By Ava Wendelken
NEW YORK – According to a new survey conducted by Penn State’s department of sociology, over half of all business majors have experienced seeing their fathers turn into the Green Goblin after drinking a serum made to make him stronger.
“Honestly my home life has been kind of bad lately,” volunteered one survey respondent. “My dad and I have always had a pretty distant relationship. Then he started yelling at himself in the mirror when he thought I wasn’t home and flying around on a big green glider. He would also do a weird goblin voice even though it was like, c’mon, you and I both know that’s not really how you normally talk.”
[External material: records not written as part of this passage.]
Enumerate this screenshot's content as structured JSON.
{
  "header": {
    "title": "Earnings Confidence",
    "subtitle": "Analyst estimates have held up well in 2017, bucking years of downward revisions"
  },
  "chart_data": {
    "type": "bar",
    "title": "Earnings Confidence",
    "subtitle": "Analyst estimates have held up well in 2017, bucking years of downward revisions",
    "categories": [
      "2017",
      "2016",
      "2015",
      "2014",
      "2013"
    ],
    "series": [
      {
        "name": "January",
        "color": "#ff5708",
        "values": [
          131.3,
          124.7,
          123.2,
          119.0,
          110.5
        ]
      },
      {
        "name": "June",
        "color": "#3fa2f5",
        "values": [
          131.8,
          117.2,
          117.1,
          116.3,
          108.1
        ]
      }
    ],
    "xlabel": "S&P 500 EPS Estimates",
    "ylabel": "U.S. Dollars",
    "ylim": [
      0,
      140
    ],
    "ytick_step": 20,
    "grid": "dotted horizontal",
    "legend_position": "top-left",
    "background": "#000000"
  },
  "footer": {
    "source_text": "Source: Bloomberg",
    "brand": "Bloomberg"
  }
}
Researcher Sadie Miller has observed a stark trend in her data points, indicating that there’s some real validity to the finding that many business majors have had the experience of realizing that their father is the Green Goblin terrorizing New York City.
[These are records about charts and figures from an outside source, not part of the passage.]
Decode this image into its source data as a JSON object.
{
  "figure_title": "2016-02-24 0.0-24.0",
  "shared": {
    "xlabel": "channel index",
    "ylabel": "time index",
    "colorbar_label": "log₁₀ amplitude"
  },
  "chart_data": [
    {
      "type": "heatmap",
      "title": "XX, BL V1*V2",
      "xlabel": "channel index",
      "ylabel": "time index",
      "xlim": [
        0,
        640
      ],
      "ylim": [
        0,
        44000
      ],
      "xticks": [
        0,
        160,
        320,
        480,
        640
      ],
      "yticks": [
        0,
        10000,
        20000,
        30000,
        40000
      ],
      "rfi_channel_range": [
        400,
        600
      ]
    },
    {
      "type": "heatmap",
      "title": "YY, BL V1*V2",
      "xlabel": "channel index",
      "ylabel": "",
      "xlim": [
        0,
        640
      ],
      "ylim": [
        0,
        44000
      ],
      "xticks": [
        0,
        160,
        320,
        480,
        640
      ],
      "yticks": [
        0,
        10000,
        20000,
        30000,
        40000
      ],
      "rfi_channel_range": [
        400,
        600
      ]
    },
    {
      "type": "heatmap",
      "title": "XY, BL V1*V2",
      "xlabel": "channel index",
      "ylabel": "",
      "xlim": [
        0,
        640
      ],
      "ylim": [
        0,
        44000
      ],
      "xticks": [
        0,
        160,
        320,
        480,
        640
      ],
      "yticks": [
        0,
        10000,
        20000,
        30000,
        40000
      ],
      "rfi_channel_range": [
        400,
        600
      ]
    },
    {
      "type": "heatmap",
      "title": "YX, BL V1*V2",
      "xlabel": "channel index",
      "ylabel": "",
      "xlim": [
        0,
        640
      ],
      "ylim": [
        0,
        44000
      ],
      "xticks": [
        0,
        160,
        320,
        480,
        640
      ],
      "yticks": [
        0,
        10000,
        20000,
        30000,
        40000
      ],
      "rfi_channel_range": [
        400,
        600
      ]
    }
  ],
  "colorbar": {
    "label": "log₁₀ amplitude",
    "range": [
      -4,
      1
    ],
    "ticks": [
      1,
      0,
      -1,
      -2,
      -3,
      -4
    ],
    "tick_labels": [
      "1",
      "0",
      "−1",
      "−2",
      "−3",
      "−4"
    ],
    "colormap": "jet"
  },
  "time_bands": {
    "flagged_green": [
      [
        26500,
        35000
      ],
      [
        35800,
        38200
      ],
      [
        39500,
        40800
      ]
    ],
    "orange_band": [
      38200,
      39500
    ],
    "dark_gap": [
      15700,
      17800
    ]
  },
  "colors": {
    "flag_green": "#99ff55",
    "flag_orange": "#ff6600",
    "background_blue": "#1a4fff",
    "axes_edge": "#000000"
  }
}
“We’ve noticed an epidemic of absentee fathers in this demographic. A whole generation of sons has barely met their fathers because their fathers are millionaire scientists who drank a vial of an experimental performance drug that made them really strong and crazy.”
However, a notable portion of business majors surveyed has reported a distinctly different familial experience.
“I actually can’t relate to the goblin thing at all,” wrote an anonymous survey participant. “My dad was a nuclear scientist who created a compact but unstable nuclear reactor that went haywire and fused metal octopus arms to his spine. He’s on disability now and it’s pretty hard on my mom.”